First mechanistic study connecting LLM honesty measurement (MASK-style belief elicitation) with demographic fairness, across 17 scenarios in healthcare, criminal justice, and finance.
Linear probes recover 100% accuracy in predicting user race and gender from residual-stream activations at late layers in Gemma 2 2B-IT, using only a name as the demographic signal.
Demonstrates that the recovered demographic direction is correlated with the model's name-conditioned response shift (cosine 0.30 at layer 13, permutation p = 0.015) — a mechanistic link between demographic encoding and honesty.
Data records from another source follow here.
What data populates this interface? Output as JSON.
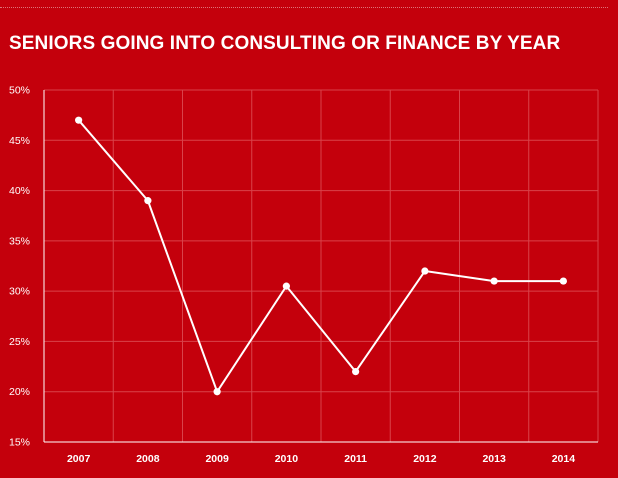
{
  "chart_data": {
    "type": "line",
    "title": "SENIORS GOING INTO CONSULTING OR FINANCE BY YEAR",
    "xlabel": "",
    "ylabel": "",
    "categories": [
      "2007",
      "2008",
      "2009",
      "2010",
      "2011",
      "2012",
      "2013",
      "2014"
    ],
    "series": [
      {
        "values": [
          47,
          39,
          20,
          30.5,
          22,
          32,
          31,
          31
        ]
      }
    ],
    "ylim": [
      15,
      50
    ],
    "yticks": [
      15,
      20,
      25,
      30,
      35,
      40,
      45,
      50
    ],
    "ytick_labels": [
      "15%",
      "20%",
      "25%",
      "30%",
      "35%",
      "40%",
      "45%",
      "50%"
    ],
    "grid": true,
    "legend": "none",
    "colors": {
      "background": "#c4000c",
      "line": "#ffffff",
      "grid": "#d9424a",
      "text": "#ffffff"
    }
  }
}
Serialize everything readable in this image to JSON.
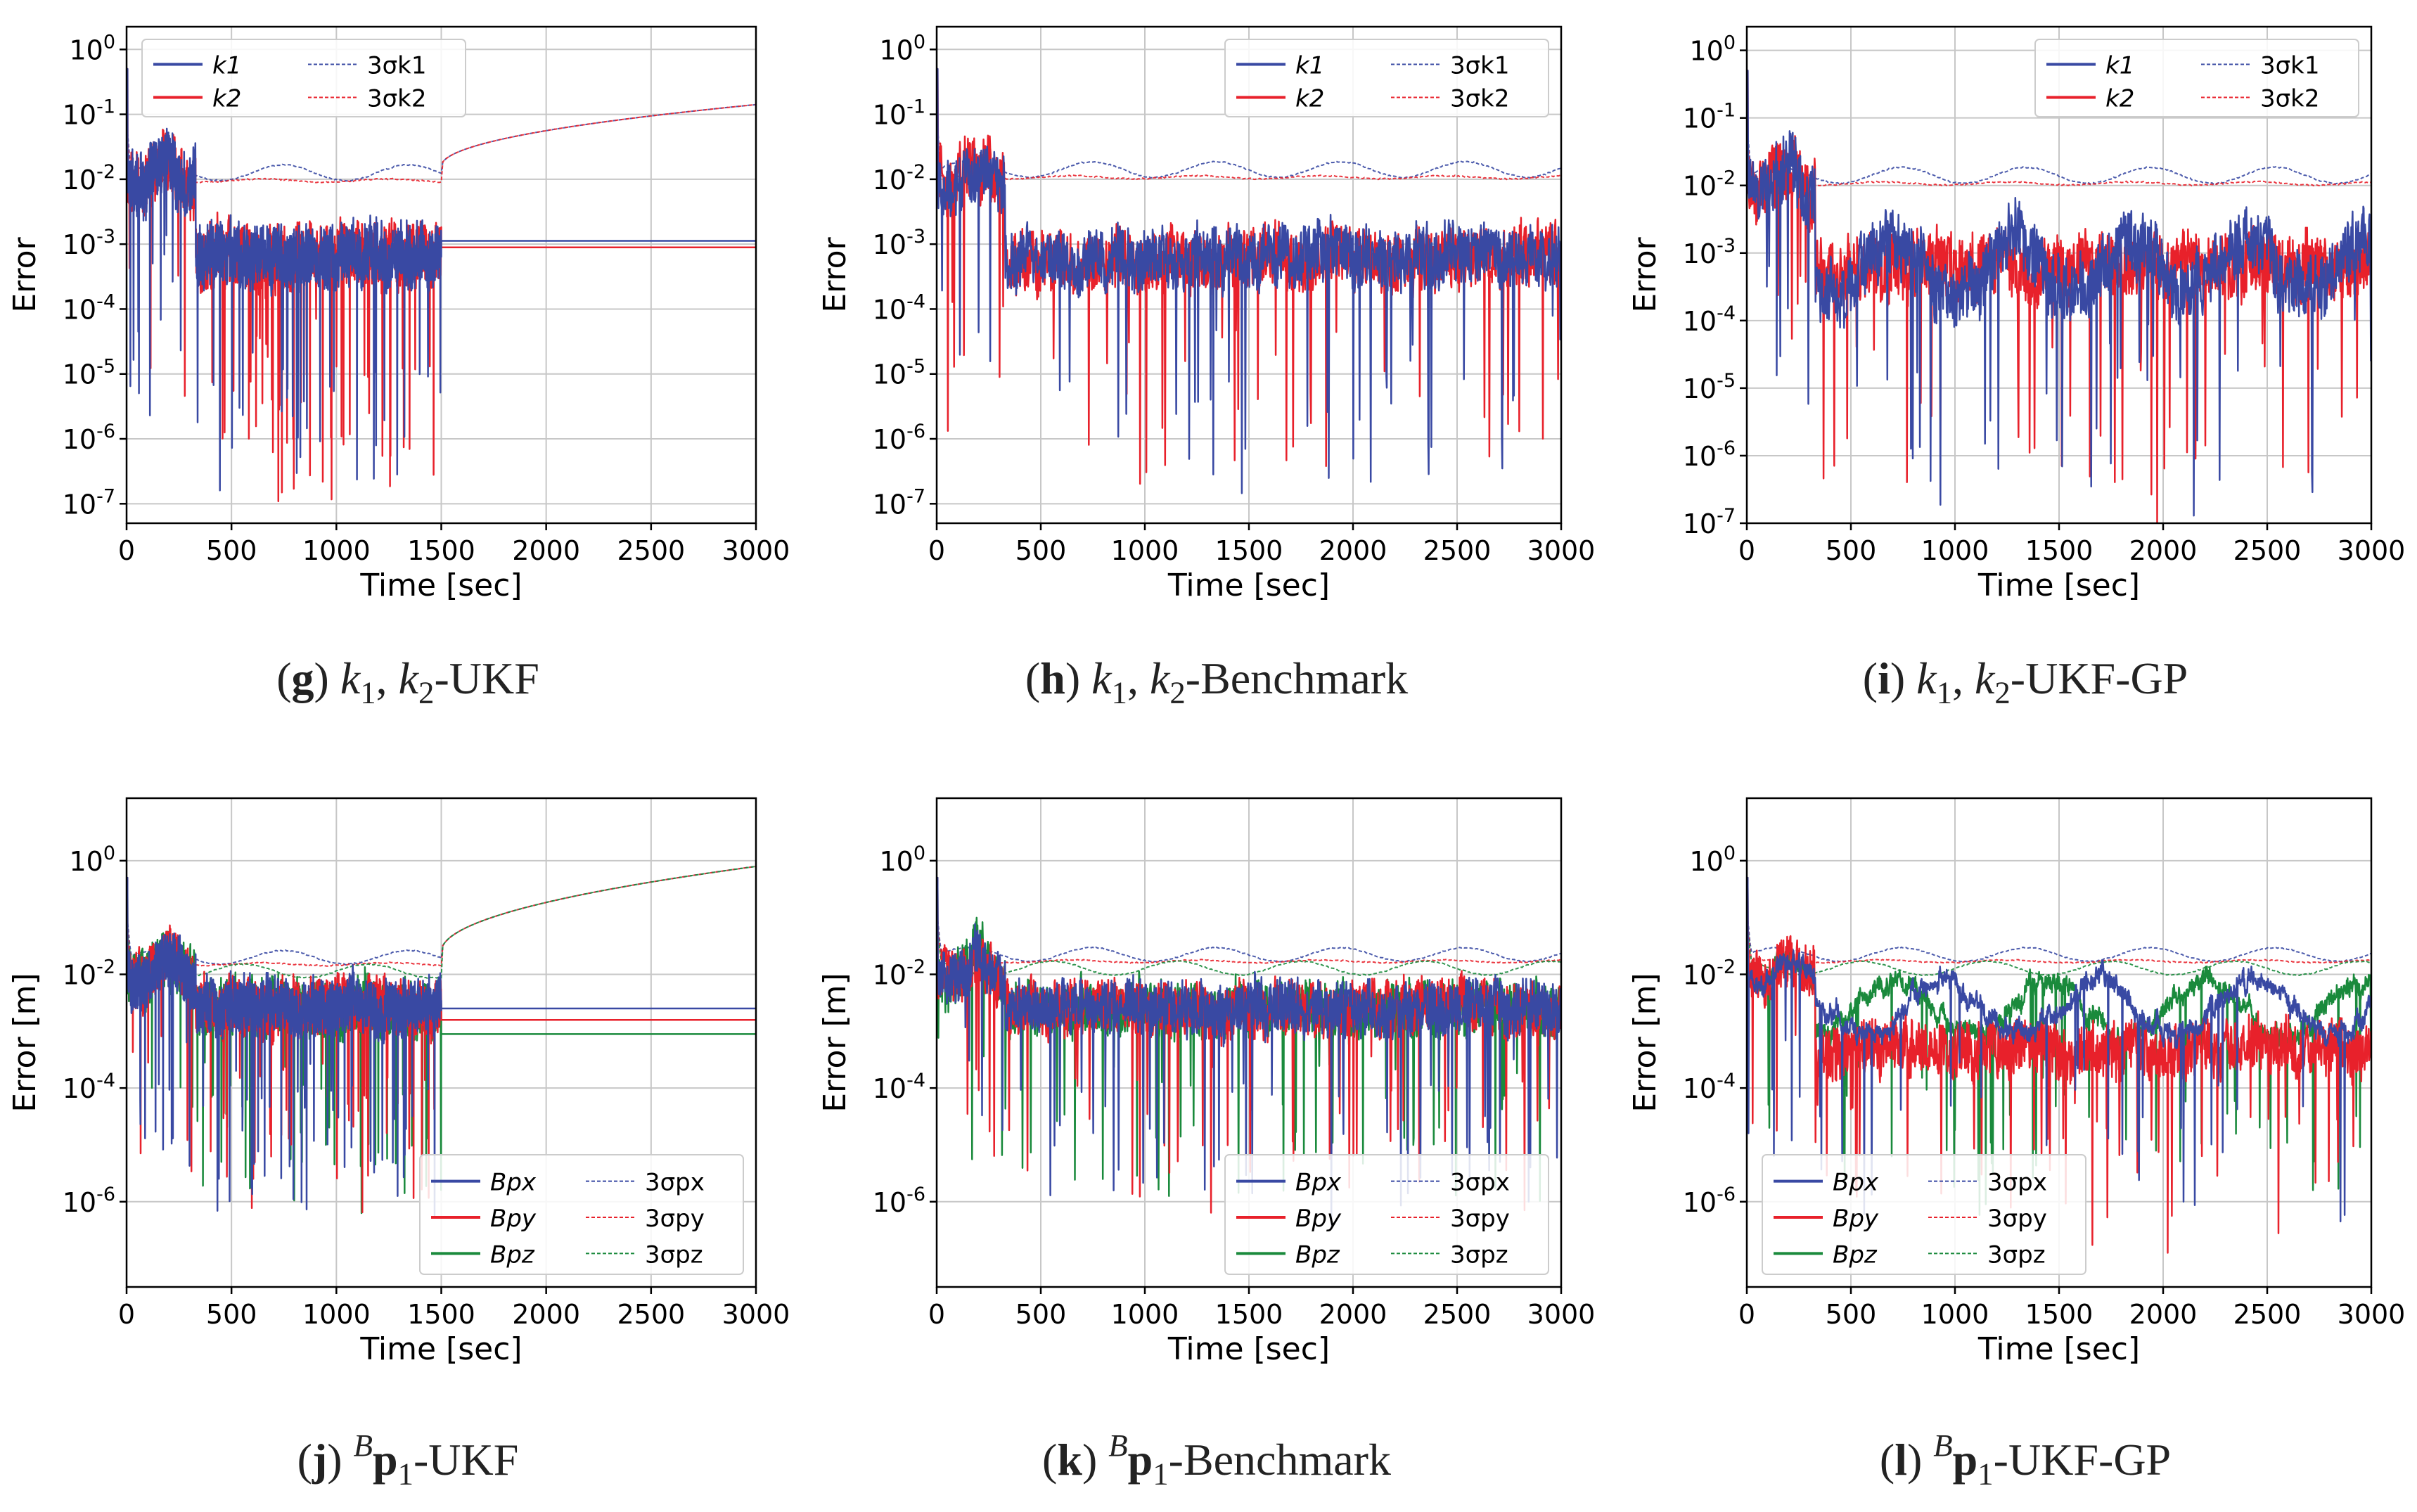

Ablating the demographic direction during generation reduces overall score variance by 18.5% and narrows the gender honesty gap by 62% without degrading coherence, motivating honesty parity as a new fairness criterion.

Abstract

Language models exhibit demographic biases in downstream tasks and can be measured for honesty via belief elicitation. Whether these two phenomena interact — with demographic encoding influencing honesty — remains unexplored. We investigate this connection in Gemma 2 2B-IT using a MASK-adapted protocol across 17 scenarios in healthcare, criminal justice, and finance. Linear probes achieve 100% accuracy at predicting user race and gender from residual stream activations at late layers, using only a name as the demographic signal. The resulting demographic direction is correlated with the model's name-conditioned response shift (cosine 0.30 at layer 13, permutation p = 0.015). Ablating this direction during generation reduces overall score variance by 18.5% (bootstrap 95% CI: [2.8%, 32.1%]) and narrows the gender honesty gap by 62% (n = 204 per condition) without degrading coherence. These results suggest that demographic encoding overlaps with honesty-relevant representation subspaces, motivating honesty parity as a new fairness criterion.